I think it should be obvious Rome wasn’t a great city because of the Pantheon, but because it was a key centre of trade and political power over many centuries. Likewise London. But they’re European cities with millennia of history to draw on. New-world cities are a better reference for Sydney.
Few would argue that New York is one of the world’s great cities. It has some great structures too e.g. its rail stations, the Chrysler building, the Empire State building, the Brooklyn Bridge, and more lately the Highline.
But even the briefest glance at the magnificent book by Edwin Burrows and Mike Wallace, Gotham: a history of New York city to 1898, shows the overwhelming importance of complex social and economic forces in making Gotham one of the world’s great cities. With reputedly half of everything that ever entered the US, including people, passing through New York, it would be a ridiculous conceit to argue the city is great because of its buildings.
It’s far more plausible that any line of causation runs the other way — New York has some great buildings because the city is great. Athens has the Parthenon because it was a great city, not the other way around. Bilbao doubtless has many virtues, but I haven’t heard it described too often as one of the world’s great cities just because its got a Guggenheim.
Sydneysiders suffer from Opera House Syndrome (OHS), so it’s no wonder they default to “starchitecture”. This unfortunate condition, which is characterised by blind hope and delusions of grandeur-on-the-cheap, is a direct consequence of the extraordinary good fortune of having not one but two internationally iconic structures — the Sydney Opera House and the Harbour Bridge. Like cargo cultists, they think they can make Sydney even greater through more starchitecture.
OHS is a terrible and merciless condition. Sufferers think their cherished international emblems are the reward for their city’s intrinsic qualities, like the vision, risk-taking and marketing savvy of its residents. The reality is that, like much in life, international icons are almost entirely the result of good luck — in fact extraordinary good luck.
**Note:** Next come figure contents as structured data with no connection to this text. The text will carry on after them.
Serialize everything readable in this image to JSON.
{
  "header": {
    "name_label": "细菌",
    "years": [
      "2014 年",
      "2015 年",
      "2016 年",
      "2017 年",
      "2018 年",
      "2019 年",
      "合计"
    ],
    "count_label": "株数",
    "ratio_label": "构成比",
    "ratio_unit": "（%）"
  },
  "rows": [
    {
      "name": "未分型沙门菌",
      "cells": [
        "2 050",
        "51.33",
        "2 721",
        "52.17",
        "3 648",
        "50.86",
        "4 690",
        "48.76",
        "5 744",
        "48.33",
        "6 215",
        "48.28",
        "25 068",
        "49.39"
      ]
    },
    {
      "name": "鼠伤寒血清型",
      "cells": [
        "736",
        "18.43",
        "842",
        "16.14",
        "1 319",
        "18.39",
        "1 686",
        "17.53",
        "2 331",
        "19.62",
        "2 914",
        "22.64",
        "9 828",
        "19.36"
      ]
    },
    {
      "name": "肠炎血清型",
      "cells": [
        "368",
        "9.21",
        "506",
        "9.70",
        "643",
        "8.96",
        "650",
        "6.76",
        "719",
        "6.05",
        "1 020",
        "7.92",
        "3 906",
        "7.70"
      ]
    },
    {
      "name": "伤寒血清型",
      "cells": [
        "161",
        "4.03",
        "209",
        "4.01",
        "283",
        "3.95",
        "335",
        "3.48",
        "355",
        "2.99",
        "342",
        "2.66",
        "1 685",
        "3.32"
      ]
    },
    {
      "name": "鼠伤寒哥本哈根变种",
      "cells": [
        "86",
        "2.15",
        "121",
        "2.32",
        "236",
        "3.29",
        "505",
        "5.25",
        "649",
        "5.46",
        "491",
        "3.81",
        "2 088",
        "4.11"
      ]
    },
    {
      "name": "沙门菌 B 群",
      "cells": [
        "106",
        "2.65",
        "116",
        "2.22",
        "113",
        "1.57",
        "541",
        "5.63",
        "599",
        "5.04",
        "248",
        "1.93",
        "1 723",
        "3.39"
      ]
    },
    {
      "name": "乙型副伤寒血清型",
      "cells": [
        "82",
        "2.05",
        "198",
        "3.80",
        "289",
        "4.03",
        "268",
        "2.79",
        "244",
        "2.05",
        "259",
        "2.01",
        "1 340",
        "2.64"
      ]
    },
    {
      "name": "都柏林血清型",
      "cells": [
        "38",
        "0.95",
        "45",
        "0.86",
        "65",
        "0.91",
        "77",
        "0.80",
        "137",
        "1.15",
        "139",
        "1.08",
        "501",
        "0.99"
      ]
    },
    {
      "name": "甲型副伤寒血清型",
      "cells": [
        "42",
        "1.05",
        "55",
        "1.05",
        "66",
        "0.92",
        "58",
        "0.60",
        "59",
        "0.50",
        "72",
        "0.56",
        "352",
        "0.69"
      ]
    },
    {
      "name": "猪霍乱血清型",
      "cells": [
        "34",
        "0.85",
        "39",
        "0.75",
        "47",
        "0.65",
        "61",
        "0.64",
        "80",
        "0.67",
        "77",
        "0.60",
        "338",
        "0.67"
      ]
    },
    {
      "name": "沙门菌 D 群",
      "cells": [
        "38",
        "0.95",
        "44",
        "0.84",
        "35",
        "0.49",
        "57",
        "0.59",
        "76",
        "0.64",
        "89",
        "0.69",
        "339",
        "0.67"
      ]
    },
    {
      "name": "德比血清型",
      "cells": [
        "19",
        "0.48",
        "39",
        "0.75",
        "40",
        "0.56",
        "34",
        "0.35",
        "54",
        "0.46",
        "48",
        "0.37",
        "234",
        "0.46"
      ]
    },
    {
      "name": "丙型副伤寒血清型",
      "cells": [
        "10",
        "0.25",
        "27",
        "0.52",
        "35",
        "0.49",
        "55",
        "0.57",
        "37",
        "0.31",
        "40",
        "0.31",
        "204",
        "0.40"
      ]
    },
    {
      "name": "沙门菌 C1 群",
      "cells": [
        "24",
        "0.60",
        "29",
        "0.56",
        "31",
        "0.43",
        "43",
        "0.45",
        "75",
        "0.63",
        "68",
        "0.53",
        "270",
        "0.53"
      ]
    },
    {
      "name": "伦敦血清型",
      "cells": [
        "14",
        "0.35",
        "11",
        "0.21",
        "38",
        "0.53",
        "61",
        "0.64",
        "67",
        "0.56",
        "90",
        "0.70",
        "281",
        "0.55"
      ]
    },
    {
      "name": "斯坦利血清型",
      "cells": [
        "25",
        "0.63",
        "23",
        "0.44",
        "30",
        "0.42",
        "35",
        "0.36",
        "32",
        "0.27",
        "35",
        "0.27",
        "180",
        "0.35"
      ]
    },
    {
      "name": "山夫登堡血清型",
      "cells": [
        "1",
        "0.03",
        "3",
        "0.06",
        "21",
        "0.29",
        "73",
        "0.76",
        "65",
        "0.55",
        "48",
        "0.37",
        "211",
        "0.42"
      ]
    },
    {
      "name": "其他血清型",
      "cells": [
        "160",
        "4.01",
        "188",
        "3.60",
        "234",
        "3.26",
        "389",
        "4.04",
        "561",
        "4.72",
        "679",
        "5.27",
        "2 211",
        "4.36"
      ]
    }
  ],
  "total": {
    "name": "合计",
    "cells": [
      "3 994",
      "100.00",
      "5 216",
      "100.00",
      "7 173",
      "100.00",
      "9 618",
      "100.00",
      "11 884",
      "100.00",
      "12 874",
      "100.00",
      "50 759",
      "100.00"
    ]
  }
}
We should all know by now that the Sydney Opera House was created despite Sydneysiders, not because of them. If it hadn’t been for Finnish architect Eero Saarinen, it wouldn’t even have got a start.
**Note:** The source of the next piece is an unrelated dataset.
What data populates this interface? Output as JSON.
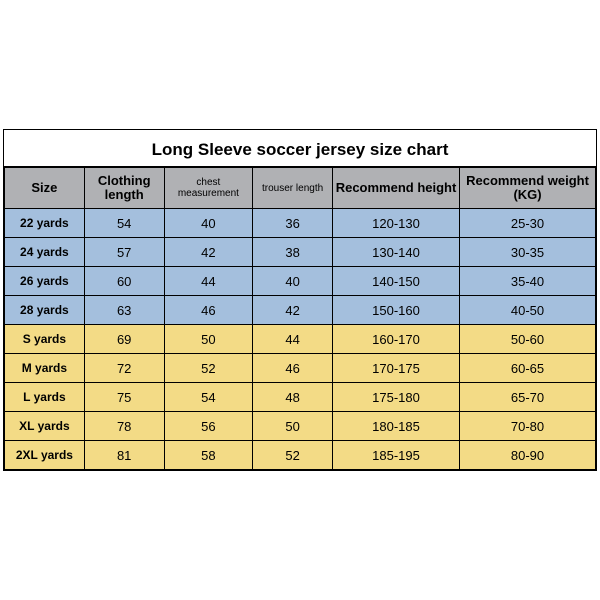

The odds of a new-world city such as Sydney having even one internationally iconic structure are astonishingly long (just ask Melbourne), but two is stratospheric. The odds of having more than two … and the likelihood Sydney could create yet another by intent … well, we’re in the realm of metaphysics now.
I like to think that in Melbourne a debate like the Zunz lecture would be couched in different terms. At the very least, the proposition might be something like “great urban design makes great cities” or, preferably, “great urban design makes a better city”. They both recognise that it’s not individual buildings that make a difference but the overall feel of the city. The latter also acknowledges that the physical environment is only one factor that contributes to making a city great.
Sydneysiders would be wise to note that what makes Melbourne’s centre so enviable is the whole box and dice — the buildings, the laneways, the streets, the river, the trams, the parks and plazas, and so on. They should also note that simply replicating Melbourne’s laneways is not a guaranteed recipe for success.
The forces that created the vitality of Melbourne’s inner city run far deeper than planning policy. The planners, to their great credit, removed the planning obstacles, but they didn’t create the underlying demand. The liquor licensing reforms of the 1980s is one example of those deeper forces — in 1986 there were 571 restaurant liquor licences in the state; by 2004 there were 5136.